BUYOUTS: Wanda Wavers, Qihoo Hits Currency Snag

Bottom line: Qihoo’s privatization from New York is likely to move ahead after it resolves a temporary impasse with the foreign exchange regulator, while Wanda’s privatization is also likely to proceed on its belief it can make a quick backdoor re-listing in China.

Qihoo shares fall on latest buyout obstacle

New ripples are spilling through the realm of Chinese companies seeking to return to China after getting lukewarm receptions with offshore listings, reflecting the complexity and difficulty of such deals. Two of the largest such deals are in the headlines as we round out the week, led by word that a privatization plan by software security specialist Qihoo 360 (NYSE: QIHU) may be running into trouble due to China’s strict foreign exchange controls.  The other major deal has real estate giant Dalian Wanda (HKEx: 3699) reportedly moving ahead with a plan to privatize the company, after indicating earlier this week it might abandon its original plan.

It’s becoming quite a challenge to write about this so-called “homecoming trend” by Chinese firms these past 2 weeks, since new obstacles seem to be popping up almost daily on this road back to China. The process was never an easy one, and involves raising hundreds of millions or sometimes even billions of dollars to take a company private. Then the buyout groups, usually led by company managers, must convince New York or Hong Kong shareholders to sell their stock, often at modest premiums.
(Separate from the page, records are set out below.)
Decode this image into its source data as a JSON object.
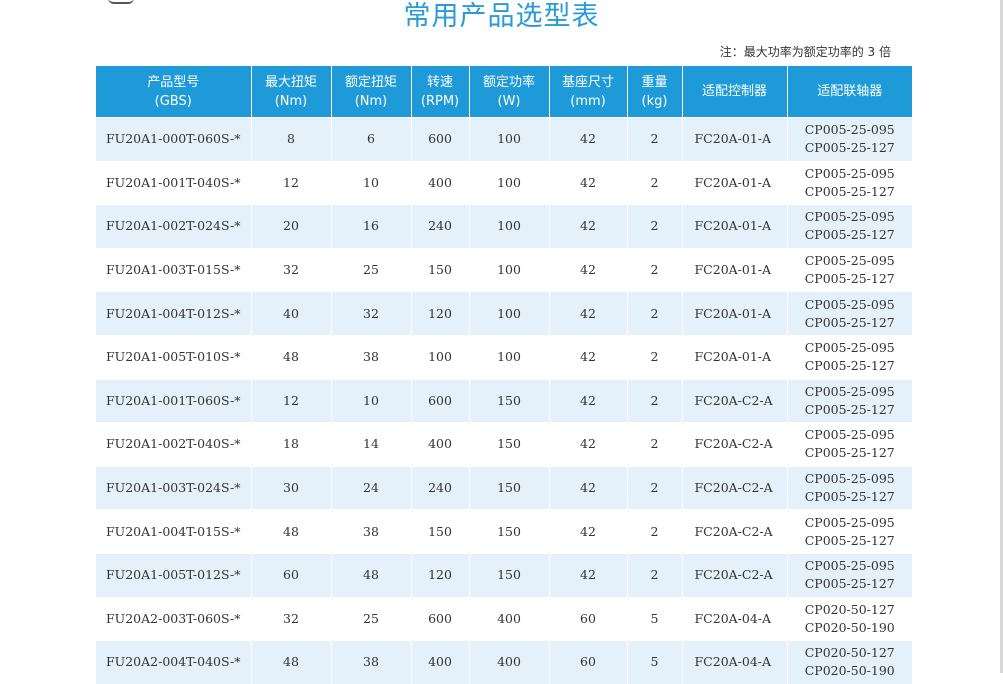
{
  "title": "常用产品选型表",
  "note": "注：最大功率为额定功率的 3 倍",
  "columns": [
    {
      "label": "产品型号",
      "unit": "(GBS)"
    },
    {
      "label": "最大扭矩",
      "unit": "(Nm)"
    },
    {
      "label": "额定扭矩",
      "unit": "(Nm)"
    },
    {
      "label": "转速",
      "unit": "(RPM)"
    },
    {
      "label": "额定功率",
      "unit": "(W)"
    },
    {
      "label": "基座尺寸",
      "unit": "(mm)"
    },
    {
      "label": "重量",
      "unit": "(kg)"
    },
    {
      "label": "适配控制器",
      "unit": ""
    },
    {
      "label": "适配联轴器",
      "unit": ""
    }
  ],
  "rows": [
    [
      "FU20A1-000T-060S-*",
      "8",
      "6",
      "600",
      "100",
      "42",
      "2",
      "FC20A-01-A",
      "CP005-25-095",
      "CP005-25-127"
    ],
    [
      "FU20A1-001T-040S-*",
      "12",
      "10",
      "400",
      "100",
      "42",
      "2",
      "FC20A-01-A",
      "CP005-25-095",
      "CP005-25-127"
    ],
    [
      "FU20A1-002T-024S-*",
      "20",
      "16",
      "240",
      "100",
      "42",
      "2",
      "FC20A-01-A",
      "CP005-25-095",
      "CP005-25-127"
    ],
    [
      "FU20A1-003T-015S-*",
      "32",
      "25",
      "150",
      "100",
      "42",
      "2",
      "FC20A-01-A",
      "CP005-25-095",
      "CP005-25-127"
    ],
    [
      "FU20A1-004T-012S-*",
      "40",
      "32",
      "120",
      "100",
      "42",
      "2",
      "FC20A-01-A",
      "CP005-25-095",
      "CP005-25-127"
    ],
    [
      "FU20A1-005T-010S-*",
      "48",
      "38",
      "100",
      "100",
      "42",
      "2",
      "FC20A-01-A",
      "CP005-25-095",
      "CP005-25-127"
    ],
    [
      "FU20A1-001T-060S-*",
      "12",
      "10",
      "600",
      "150",
      "42",
      "2",
      "FC20A-C2-A",
      "CP005-25-095",
      "CP005-25-127"
    ],
    [
      "FU20A1-002T-040S-*",
      "18",
      "14",
      "400",
      "150",
      "42",
      "2",
      "FC20A-C2-A",
      "CP005-25-095",
      "CP005-25-127"
    ],
    [
      "FU20A1-003T-024S-*",
      "30",
      "24",
      "240",
      "150",
      "42",
      "2",
      "FC20A-C2-A",
      "CP005-25-095",
      "CP005-25-127"
    ],
    [
      "FU20A1-004T-015S-*",
      "48",
      "38",
      "150",
      "150",
      "42",
      "2",
      "FC20A-C2-A",
      "CP005-25-095",
      "CP005-25-127"
    ],
    [
      "FU20A1-005T-012S-*",
      "60",
      "48",
      "120",
      "150",
      "42",
      "2",
      "FC20A-C2-A",
      "CP005-25-095",
      "CP005-25-127"
    ],
    [
      "FU20A2-003T-060S-*",
      "32",
      "25",
      "600",
      "400",
      "60",
      "5",
      "FC20A-04-A",
      "CP020-50-127",
      "CP020-50-190"
    ],
    [
      "FU20A2-004T-040S-*",
      "48",
      "38",
      "400",
      "400",
      "60",
      "5",
      "FC20A-04-A",
      "CP020-50-127",
      "CP020-50-190"
    ]
  ]
}
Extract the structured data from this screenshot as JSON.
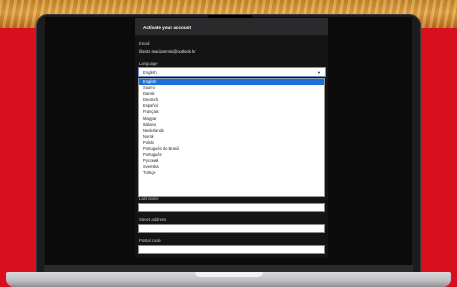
{
  "panel": {
    "title": "Activate your account",
    "email_label": "Email",
    "email_value": "lilovitz.maciamrnis@outlook.hr",
    "language_label": "Language",
    "language_selected": "English"
  },
  "language_options": [
    "English",
    "Suomi",
    "Dansk",
    "Deutsch",
    "Español",
    "Français",
    "Magyar",
    "Italiano",
    "Nederlands",
    "Norsk",
    "Polski",
    "Português do Brasil",
    "Português",
    "Русский",
    "Svenska",
    "Türkçe"
  ],
  "fields": {
    "last_name_label": "Last name",
    "street_address_label": "Street address",
    "postal_code_label": "Postal code"
  },
  "colors": {
    "background_red": "#d8101e",
    "selection_blue": "#1e6fd9"
  }
}
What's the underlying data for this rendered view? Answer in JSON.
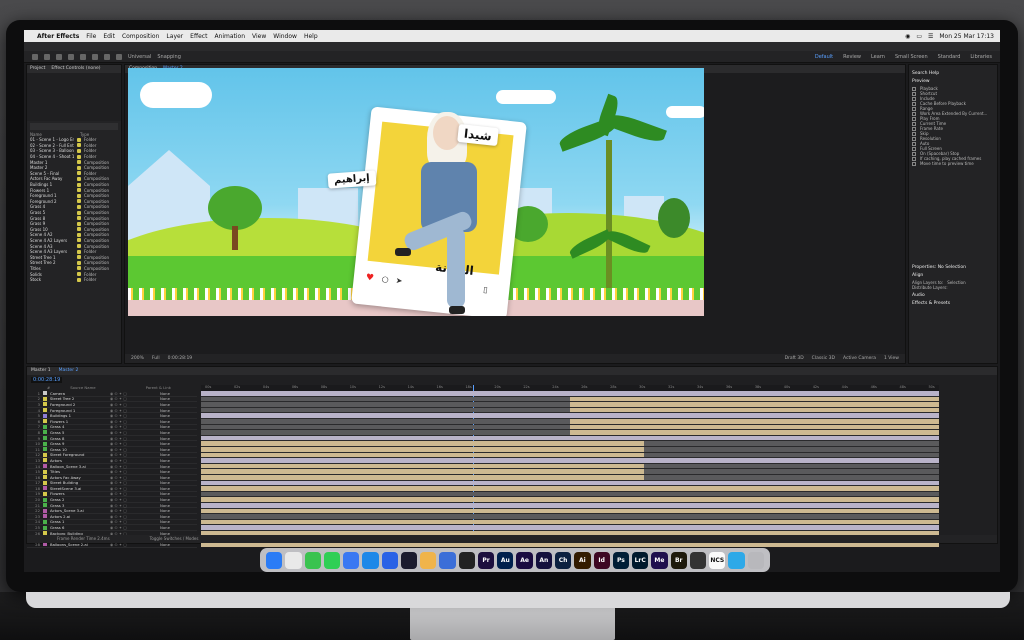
{
  "menubar": {
    "apple": "",
    "app_name": "After Effects",
    "items": [
      "File",
      "Edit",
      "Composition",
      "Layer",
      "Effect",
      "Animation",
      "View",
      "Window",
      "Help"
    ],
    "date_time": "Mon 25 Mar 17:13"
  },
  "toolbar": {
    "universal": "Universal",
    "snapping": "Snapping",
    "workspaces": [
      "Default",
      "Review",
      "Learn",
      "Small Screen",
      "Standard",
      "Libraries"
    ]
  },
  "project": {
    "tabs": [
      "Project",
      "Effect Controls (none)"
    ],
    "header": [
      "Name",
      "Type"
    ],
    "items": [
      {
        "name": "01 - Scene 1 - Logo Entry",
        "type": "Folder"
      },
      {
        "name": "02 - Scene 2 - Full Entry",
        "type": "Folder"
      },
      {
        "name": "03 - Scene 3 - Balloons",
        "type": "Folder"
      },
      {
        "name": "04 - Scene 4 - Shoot 1",
        "type": "Folder"
      },
      {
        "name": "Master 1",
        "type": "Composition"
      },
      {
        "name": "Master 2",
        "type": "Composition"
      },
      {
        "name": "Scene 5 - Final",
        "type": "Folder"
      },
      {
        "name": "Actors Fac Away",
        "type": "Composition"
      },
      {
        "name": "Buildings 1",
        "type": "Composition"
      },
      {
        "name": "Flowers 1",
        "type": "Composition"
      },
      {
        "name": "Foreground 1",
        "type": "Composition"
      },
      {
        "name": "Foreground 2",
        "type": "Composition"
      },
      {
        "name": "Grass 4",
        "type": "Composition"
      },
      {
        "name": "Grass 5",
        "type": "Composition"
      },
      {
        "name": "Grass 8",
        "type": "Composition"
      },
      {
        "name": "Grass 9",
        "type": "Composition"
      },
      {
        "name": "Grass 10",
        "type": "Composition"
      },
      {
        "name": "Scene 4 A2",
        "type": "Composition"
      },
      {
        "name": "Scene 4 A2 Layers",
        "type": "Composition"
      },
      {
        "name": "Scene 4 A3",
        "type": "Composition"
      },
      {
        "name": "Scene 4 A3 Layers",
        "type": "Folder"
      },
      {
        "name": "Street Tree 1",
        "type": "Composition"
      },
      {
        "name": "Street Tree 2",
        "type": "Composition"
      },
      {
        "name": "Titles",
        "type": "Composition"
      },
      {
        "name": "Solids",
        "type": "Folder"
      },
      {
        "name": "Stock",
        "type": "Folder"
      }
    ]
  },
  "viewer": {
    "tabs": [
      "Composition",
      "Master 2"
    ],
    "subtabs": [
      "Master 2",
      "Actors",
      "Flash Actor 4"
    ],
    "camera": "Active Camera (Camera)",
    "footer_left": [
      "200%",
      "Full",
      "0:00:28:19"
    ],
    "footer_right": [
      "Draft 3D",
      "Classic 3D",
      "Active Camera",
      "1 View"
    ]
  },
  "canvas": {
    "tag_top": "شيدا",
    "tag_left": "إبراهيم",
    "card_name": "الفنانة"
  },
  "right_panel": {
    "title": "Preview",
    "search": "Search Help",
    "rows": [
      "Playback",
      "Shortcut",
      "Include",
      "Cache Before Playback",
      "Range",
      "Work Area Extended By Current...",
      "Play From",
      "Current Time",
      "Frame Rate",
      "Skip",
      "Resolution",
      "Auto",
      "Full Screen",
      "On (Spacebar) Stop",
      "If caching, play cached frames",
      "Move time to preview time"
    ],
    "properties": "Properties: No Selection",
    "align": "Align",
    "align_to": "Align Layers to:",
    "selection": "Selection",
    "distribute": "Distribute Layers:",
    "audio": "Audio",
    "effects": "Effects & Presets"
  },
  "timeline": {
    "tabs": [
      "Master 1",
      "Master 2"
    ],
    "timecode": "0:00:28:19",
    "header": [
      "#",
      "Source Name",
      "Parent & Link"
    ],
    "ruler": [
      "00s",
      "02s",
      "04s",
      "06s",
      "08s",
      "10s",
      "12s",
      "14s",
      "16s",
      "18s",
      "20s",
      "22s",
      "24s",
      "26s",
      "28s",
      "30s",
      "32s",
      "34s",
      "36s",
      "38s",
      "40s",
      "42s",
      "44s",
      "46s",
      "48s",
      "50s"
    ],
    "layers": [
      {
        "num": "1",
        "name": "Camera",
        "parent": "None"
      },
      {
        "num": "2",
        "name": "Street Tree 2",
        "parent": "None"
      },
      {
        "num": "3",
        "name": "Foreground 2",
        "parent": "None"
      },
      {
        "num": "4",
        "name": "Foreground 1",
        "parent": "None"
      },
      {
        "num": "5",
        "name": "Buildings 1",
        "parent": "None"
      },
      {
        "num": "6",
        "name": "Flowers 1",
        "parent": "None"
      },
      {
        "num": "7",
        "name": "Grass 4",
        "parent": "None"
      },
      {
        "num": "8",
        "name": "Grass 5",
        "parent": "None"
      },
      {
        "num": "9",
        "name": "Grass 8",
        "parent": "None"
      },
      {
        "num": "10",
        "name": "Grass 9",
        "parent": "None"
      },
      {
        "num": "11",
        "name": "Grass 10",
        "parent": "None"
      },
      {
        "num": "12",
        "name": "Street Foreground",
        "parent": "None"
      },
      {
        "num": "13",
        "name": "Actors",
        "parent": "None"
      },
      {
        "num": "14",
        "name": "Balloon_Scene 3.ai",
        "parent": "None"
      },
      {
        "num": "15",
        "name": "Titles",
        "parent": "None"
      },
      {
        "num": "16",
        "name": "Actors Fac Away",
        "parent": "None"
      },
      {
        "num": "17",
        "name": "Street Building",
        "parent": "None"
      },
      {
        "num": "18",
        "name": "StreetScene 3.ai",
        "parent": "None"
      },
      {
        "num": "19",
        "name": "Flowers",
        "parent": "None"
      },
      {
        "num": "20",
        "name": "Grass 2",
        "parent": "None"
      },
      {
        "num": "21",
        "name": "Grass 3",
        "parent": "None"
      },
      {
        "num": "22",
        "name": "Actors_Scene 3.ai",
        "parent": "None"
      },
      {
        "num": "23",
        "name": "Actors 2.ai",
        "parent": "None"
      },
      {
        "num": "24",
        "name": "Grass 1",
        "parent": "None"
      },
      {
        "num": "25",
        "name": "Grass 6",
        "parent": "None"
      },
      {
        "num": "26",
        "name": "Backgro_Building",
        "parent": "None"
      },
      {
        "num": "27",
        "name": "Balloon_Scene 2.ai",
        "parent": "None"
      },
      {
        "num": "28",
        "name": "Balloons_Scene 2.ai",
        "parent": "None"
      }
    ],
    "footer": [
      "Frame Render Time 2.4ms",
      "Toggle Switches / Modes"
    ]
  },
  "dock": {
    "apps": [
      {
        "label": "",
        "color": "#2b7cf6"
      },
      {
        "label": "",
        "color": "#e9e9e9"
      },
      {
        "label": "",
        "color": "#3ac34f"
      },
      {
        "label": "",
        "color": "#2fcf55"
      },
      {
        "label": "",
        "color": "#3a78f2"
      },
      {
        "label": "",
        "color": "#1d88e8"
      },
      {
        "label": "",
        "color": "#2a62e6"
      },
      {
        "label": "",
        "color": "#1c1c2e"
      },
      {
        "label": "",
        "color": "#f0b44a"
      },
      {
        "label": "",
        "color": "#3b6ed8"
      },
      {
        "label": "",
        "color": "#222"
      },
      {
        "label": "Pr",
        "color": "#1c0f3e"
      },
      {
        "label": "Au",
        "color": "#00204d"
      },
      {
        "label": "Ae",
        "color": "#1a0b40"
      },
      {
        "label": "An",
        "color": "#14103d"
      },
      {
        "label": "Ch",
        "color": "#0c2140"
      },
      {
        "label": "Ai",
        "color": "#331c00"
      },
      {
        "label": "Id",
        "color": "#3d0722"
      },
      {
        "label": "Ps",
        "color": "#001e36"
      },
      {
        "label": "LrC",
        "color": "#001a2d"
      },
      {
        "label": "Me",
        "color": "#1f0f4d"
      },
      {
        "label": "Br",
        "color": "#1e1a0b"
      },
      {
        "label": "",
        "color": "#333"
      },
      {
        "label": "NCS",
        "color": "#fafafa"
      },
      {
        "label": "",
        "color": "#2ea9e8"
      },
      {
        "label": "",
        "color": "#b8b8bc"
      }
    ]
  }
}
But perhaps the hardest part of the process is re-listing in China, since China’s regulator is notoriously bureaucratic and conservative. That fact is the real reason that led most of these companies to list overseas in the first place. These homecoming candidates thought they had solved this regulatory obstacle by discovering they could make backdoor listings using existing publicly traded shell companies in China. But then they learned last week that the regulator was preparing to clamp down on that path. (previous post)

Qihoo’s shares have been on a roller-coaster ride this week, plunging one day on worries about a regulatory clampdown in China, only to soar the next on more positive signals. The shares were on the downward track again in the latest session, falling 3.5 percent after media reported the company’s $9.3 billion buyout deal had hit impasse with another Chinese regulator, the State Administration of Foreign Exchange (SAFE). (English article; Chinese article)

In this particular case SAFE’s biggest concern appears to be Qihoo’s plan to convert billions of yuan into dollars and move the amount offshore all in one or two single transactions. SAFE has been working hard to control the movement of capital out of China lately, worried about pressure on the country’s own currency as investors concerned about a slowing domestic economy try to move their money overseas.

A Bloomberg report on the matter says that Qihoo is negotiating with SAFE to resolve the situation, and in this case the concerns look more technical rather than philosophical. Accordingly, this particular instance looks like a temporary setback, and I expect that Qihoo and its strong-willed founder Zhou Hongyi will ultimately reach a compromise that allows for this privatization to move ahead.

Waffling Wanda

Next there’s Wanda, whose Dalian Wanda property unit recently became the largest Hong Kong-listed company to consider a similar privatization just a year after making its IPO. But word last week that China’s regulator might put a halt on backdoor listings reportedly prompted Wanda to consider scrapping that bid. Now the latest reports are saying that Wanda is once again moving forward with the plan, following the latest signals that some backdoor listings will be allowed in China but at a very controlled pace. (English article)

In this case Wanda’s flip-flop is directly tied to the mixed signals coming from the China Securities Regulatory Commission (CSRC). Wanda is very well connected with Beijing through its mutibillionaire chief Wang Jianlin. Accordingly, I suspect the latest signal that the CSRC will permit some backdoor listings has led Wang to believe he will be able to secure the necessary regulatory approvals to bring his company back to China through such channels. The report adds an actual buyout offer could come as early as next week.

At the end of the day we can probably expect to see more volatility for these homecoming stocks, most of them traded in New York, until the CSRC finally comes out and clearly states how it intends to regulate backdoor listings. Even then, the regulator is notoriously fickle and could still decide to stop all backdoor listings at any time if China’s stock markets enter a new period of volatility and another major correction begins.